Konuşsaydık, ah bir konabilseydik bir kezliğine de olsa odasına konukluğun, serpilip boy veren mısır tarlaları gibi tekinsiz yurt tutardık peygamber dualarını belki de? Bize de bir iplik uzatmış olmalıydı tarih, yumuşak, pamuk lenflerinde yoğrulan bir geçişle, buralarda bir yerde ansızın karşılaşabilmeliydik, belki de başka bir kaderin çemberinden geçerek günümüze, evrile evrile bir kıymık gibi batırmazdı zulmetini bu mendebur dünya etimize. Şirpençe, irin taşları, gerçeğin zihni betonlaştıran saflığıyla meşhuruz.
Biz bu çağın kudurmuş kazanlarında, katran yutarak büyütülüp kırılan, geçişsiz, naylondan nesneleri olarak yunduk yüzümüzü, yuttuğumuz hurdalığın kusmuğunda, fırlatılmış atmık, kaba fosseptik tezgâhlarında bakadururken çıplaklığına karşı göğün, seni gördük. Çapaklandık. Silme göz, silme kaş, sile insan olarak bildik bildirdiklerini hallice. “Ellerin ne güzeldi” dedik, sözlerin tüy hafifliğinde bir kement. Doladık boynumuza o ağır ticaretin sermayesini. Dona kaldık zemherisinde ayazın. Zebercet ve yakut, inci ile mercan kuru taşlara bulaştırdı yüzünü. Dilin bir inci gibi dizilirken kelimelerin gerdanında usulca kendi hikmetini tepelemekle dövünenlerin dizinde büyütülen hınç nasıl da eridi senin süt kokan terine sararak kundaklarını.
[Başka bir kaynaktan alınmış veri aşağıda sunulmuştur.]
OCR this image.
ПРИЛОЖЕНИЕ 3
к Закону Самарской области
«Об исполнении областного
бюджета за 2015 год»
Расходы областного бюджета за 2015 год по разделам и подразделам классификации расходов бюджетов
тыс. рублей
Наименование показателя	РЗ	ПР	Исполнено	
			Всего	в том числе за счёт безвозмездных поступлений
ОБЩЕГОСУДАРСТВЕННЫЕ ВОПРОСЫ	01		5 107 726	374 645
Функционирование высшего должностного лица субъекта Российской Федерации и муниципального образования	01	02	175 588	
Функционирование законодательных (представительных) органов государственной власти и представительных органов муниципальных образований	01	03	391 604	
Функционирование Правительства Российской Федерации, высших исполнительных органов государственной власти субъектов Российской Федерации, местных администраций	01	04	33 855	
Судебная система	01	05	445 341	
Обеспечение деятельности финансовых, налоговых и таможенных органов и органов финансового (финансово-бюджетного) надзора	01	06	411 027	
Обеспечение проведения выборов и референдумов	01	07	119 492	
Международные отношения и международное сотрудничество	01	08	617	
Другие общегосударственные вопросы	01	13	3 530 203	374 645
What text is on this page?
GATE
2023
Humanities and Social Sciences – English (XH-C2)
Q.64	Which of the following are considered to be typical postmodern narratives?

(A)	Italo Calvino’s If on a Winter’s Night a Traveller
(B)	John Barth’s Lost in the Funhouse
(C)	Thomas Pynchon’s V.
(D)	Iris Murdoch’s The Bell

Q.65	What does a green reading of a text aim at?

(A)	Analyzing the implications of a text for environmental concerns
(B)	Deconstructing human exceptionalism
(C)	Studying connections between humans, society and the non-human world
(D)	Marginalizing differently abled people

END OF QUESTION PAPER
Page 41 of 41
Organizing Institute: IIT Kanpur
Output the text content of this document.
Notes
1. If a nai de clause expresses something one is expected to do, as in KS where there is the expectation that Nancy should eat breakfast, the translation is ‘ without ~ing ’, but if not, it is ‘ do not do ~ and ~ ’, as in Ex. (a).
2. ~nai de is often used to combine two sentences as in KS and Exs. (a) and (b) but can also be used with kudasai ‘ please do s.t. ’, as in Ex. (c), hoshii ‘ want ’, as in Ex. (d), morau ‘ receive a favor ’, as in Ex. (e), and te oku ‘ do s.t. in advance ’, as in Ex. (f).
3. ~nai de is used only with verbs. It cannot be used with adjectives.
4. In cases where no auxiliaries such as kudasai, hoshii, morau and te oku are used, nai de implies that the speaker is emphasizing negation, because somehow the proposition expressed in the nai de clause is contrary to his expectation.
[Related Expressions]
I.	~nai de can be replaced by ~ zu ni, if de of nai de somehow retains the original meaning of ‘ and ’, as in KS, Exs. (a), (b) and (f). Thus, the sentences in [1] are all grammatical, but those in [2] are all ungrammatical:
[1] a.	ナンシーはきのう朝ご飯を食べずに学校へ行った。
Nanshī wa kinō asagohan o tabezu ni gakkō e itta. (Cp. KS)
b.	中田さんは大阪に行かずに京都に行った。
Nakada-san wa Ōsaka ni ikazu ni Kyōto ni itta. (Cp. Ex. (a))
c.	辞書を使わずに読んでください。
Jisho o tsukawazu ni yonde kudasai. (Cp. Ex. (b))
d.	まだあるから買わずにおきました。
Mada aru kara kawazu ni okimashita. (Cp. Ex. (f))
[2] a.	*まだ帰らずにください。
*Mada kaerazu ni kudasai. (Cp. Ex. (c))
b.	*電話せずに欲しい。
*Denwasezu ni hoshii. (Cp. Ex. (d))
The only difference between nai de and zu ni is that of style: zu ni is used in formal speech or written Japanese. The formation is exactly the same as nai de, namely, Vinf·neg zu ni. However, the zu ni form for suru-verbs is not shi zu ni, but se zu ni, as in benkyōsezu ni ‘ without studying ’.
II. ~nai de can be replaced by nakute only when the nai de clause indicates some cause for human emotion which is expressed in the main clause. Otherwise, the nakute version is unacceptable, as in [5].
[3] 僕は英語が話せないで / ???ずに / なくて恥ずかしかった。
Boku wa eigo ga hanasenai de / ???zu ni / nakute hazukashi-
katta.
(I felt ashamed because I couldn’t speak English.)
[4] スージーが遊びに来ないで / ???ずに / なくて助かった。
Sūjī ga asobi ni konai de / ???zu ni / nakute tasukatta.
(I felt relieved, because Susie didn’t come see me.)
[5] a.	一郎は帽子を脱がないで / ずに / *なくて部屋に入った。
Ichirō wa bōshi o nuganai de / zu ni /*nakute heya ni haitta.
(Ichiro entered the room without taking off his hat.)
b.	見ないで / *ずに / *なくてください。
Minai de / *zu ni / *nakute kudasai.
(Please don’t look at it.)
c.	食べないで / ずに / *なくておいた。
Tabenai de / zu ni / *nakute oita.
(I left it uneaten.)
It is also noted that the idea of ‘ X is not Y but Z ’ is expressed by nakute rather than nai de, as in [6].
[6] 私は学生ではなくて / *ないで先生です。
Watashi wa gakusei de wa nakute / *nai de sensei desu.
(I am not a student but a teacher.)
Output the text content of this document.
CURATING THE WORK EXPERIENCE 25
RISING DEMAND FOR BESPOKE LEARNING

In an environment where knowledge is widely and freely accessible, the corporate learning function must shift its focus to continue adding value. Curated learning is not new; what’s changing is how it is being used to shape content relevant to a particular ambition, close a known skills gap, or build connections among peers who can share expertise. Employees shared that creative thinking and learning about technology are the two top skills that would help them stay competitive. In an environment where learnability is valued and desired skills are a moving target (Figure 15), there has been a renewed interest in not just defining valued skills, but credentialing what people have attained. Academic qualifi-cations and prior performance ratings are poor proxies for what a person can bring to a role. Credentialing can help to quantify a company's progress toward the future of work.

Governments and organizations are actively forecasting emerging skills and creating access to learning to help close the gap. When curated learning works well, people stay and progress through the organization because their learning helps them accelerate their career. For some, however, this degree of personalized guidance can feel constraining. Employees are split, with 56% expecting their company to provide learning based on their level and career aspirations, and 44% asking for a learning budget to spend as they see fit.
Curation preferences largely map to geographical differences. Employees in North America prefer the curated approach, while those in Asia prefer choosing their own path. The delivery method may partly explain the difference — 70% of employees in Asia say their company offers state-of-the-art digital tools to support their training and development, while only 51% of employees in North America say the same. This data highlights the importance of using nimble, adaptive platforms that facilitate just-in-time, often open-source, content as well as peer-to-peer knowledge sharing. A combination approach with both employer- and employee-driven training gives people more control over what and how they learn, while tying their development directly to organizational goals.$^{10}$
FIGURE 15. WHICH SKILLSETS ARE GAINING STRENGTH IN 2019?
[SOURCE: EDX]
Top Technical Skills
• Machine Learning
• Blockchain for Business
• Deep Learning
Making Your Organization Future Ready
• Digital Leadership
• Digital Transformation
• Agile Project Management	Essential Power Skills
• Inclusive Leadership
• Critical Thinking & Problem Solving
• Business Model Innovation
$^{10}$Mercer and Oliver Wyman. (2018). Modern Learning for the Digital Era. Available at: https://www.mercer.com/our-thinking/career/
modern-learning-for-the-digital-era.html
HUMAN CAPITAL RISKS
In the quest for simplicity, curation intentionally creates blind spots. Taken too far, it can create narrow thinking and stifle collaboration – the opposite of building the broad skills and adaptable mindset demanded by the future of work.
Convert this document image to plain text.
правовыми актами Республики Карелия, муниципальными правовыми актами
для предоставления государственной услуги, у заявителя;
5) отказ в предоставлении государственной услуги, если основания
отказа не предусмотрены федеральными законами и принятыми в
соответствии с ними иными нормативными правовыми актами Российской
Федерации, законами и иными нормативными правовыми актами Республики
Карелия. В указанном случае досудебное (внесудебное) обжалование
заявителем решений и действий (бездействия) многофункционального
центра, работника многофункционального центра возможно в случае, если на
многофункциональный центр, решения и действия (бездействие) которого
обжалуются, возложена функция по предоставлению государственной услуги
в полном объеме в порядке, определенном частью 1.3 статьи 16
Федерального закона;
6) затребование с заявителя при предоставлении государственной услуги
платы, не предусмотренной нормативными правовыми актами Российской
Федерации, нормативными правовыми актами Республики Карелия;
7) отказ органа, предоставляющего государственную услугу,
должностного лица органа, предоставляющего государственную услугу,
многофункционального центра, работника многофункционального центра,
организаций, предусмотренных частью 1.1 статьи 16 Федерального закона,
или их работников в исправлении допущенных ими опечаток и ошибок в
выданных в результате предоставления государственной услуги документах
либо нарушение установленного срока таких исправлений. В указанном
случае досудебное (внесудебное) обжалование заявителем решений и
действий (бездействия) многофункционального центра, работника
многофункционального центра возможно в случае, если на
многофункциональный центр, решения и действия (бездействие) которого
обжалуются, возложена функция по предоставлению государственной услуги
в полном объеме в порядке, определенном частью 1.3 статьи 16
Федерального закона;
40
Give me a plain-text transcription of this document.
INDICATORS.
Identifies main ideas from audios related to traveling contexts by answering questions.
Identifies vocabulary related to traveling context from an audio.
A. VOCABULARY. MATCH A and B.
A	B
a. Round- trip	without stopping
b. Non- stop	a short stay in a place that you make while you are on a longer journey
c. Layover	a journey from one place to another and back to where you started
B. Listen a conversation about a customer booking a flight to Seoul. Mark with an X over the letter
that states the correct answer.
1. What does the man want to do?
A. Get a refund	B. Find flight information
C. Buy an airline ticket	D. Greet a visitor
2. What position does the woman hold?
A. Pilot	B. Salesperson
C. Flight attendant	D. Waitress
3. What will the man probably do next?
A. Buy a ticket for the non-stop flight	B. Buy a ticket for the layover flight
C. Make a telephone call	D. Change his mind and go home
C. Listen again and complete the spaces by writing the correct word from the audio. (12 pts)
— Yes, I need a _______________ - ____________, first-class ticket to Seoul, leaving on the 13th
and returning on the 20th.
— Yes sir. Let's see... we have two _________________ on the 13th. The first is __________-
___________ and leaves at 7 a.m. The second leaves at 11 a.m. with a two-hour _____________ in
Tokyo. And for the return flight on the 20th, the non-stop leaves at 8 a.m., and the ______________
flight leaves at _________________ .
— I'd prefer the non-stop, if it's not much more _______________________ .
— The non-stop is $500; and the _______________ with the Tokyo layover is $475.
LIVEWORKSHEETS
Bin yıldır saklanan sır, bin yıldır akıtılan kana karıştı. Kurudu kuyuya düşen yaprak. Kuyudan çekilen su, denizi avuçlayan bulut, uçtu, kör bir kadının yaşmağına yasladı ahını. Biz bu çağın yüzünü, çerçöp arasında köpük olmayı evvel ödül sananların kiriyle yıkar iken, geldin, örsüne yatırarak dövdün etlerimizi, hikmet ile yontarak gövdemizi, çukur kazdın kalbimize. Çiçek tarhları, bal arıları… Şenlendi ahir ömrümüzde şu çulsuz dünya.
Kibir de neymiş? Hangi sığırın kuyruğuyla, kimin ölüsüne vurdun da dirildiğini gördün? Şahidi olmadığımız suçların mahkemesinde ağza geçirilmiş çuvallar gibi nezaketsiz, büzülüp atılası yem fosilleri. Tanrıya uzatılmış değenek gibi işaret parmakların tehditkâr, sordun, sordun. Hep yanlışı sorarak doğruyu arama tercihin neden? Doyarak, kanarak, azarak azalttığımız her şey biraz daha yükseltiyor açlığın kalkanını. Alçaklık. Güneşe bir mızrak boyu yaklaşmak, ıslanmak kırk günün ikindisinde yağmurlarla. Anzavur nöbetleri, gâvur kokularıyla kırbaçlanan leşimiz, dirilmedi, İsa geçmedi kapımızdan, hınzıra Hızır nazarıyla bakmanın körlüğü değdi bakışlarımıza. Sen orada o naftalin kokularınla, ipeğe sarılmış kılıç, öpülüp koklanmış çocuk yanakları, toy ıslıkları, ölmüş dedelerimizin yadigârı gibi kehribar! Senin parıltından dağ keçileri beslendi, kurtların sesine karıştı durulanan gökyüzü. Homurdandıkça homurdanan ve sonsuz uykusunu alana kadar oyununu sürdürecek hoyratlığın tenhasına savuştu ortalık adamları. Hızarlarla, kerpeten ve tornavidayla soldurdular bak tenini. Bizse kala kaldık kalmanın yokuşlarında. Kala kaldık, bir utanca bürünerek uzanan avazına sessizliğin.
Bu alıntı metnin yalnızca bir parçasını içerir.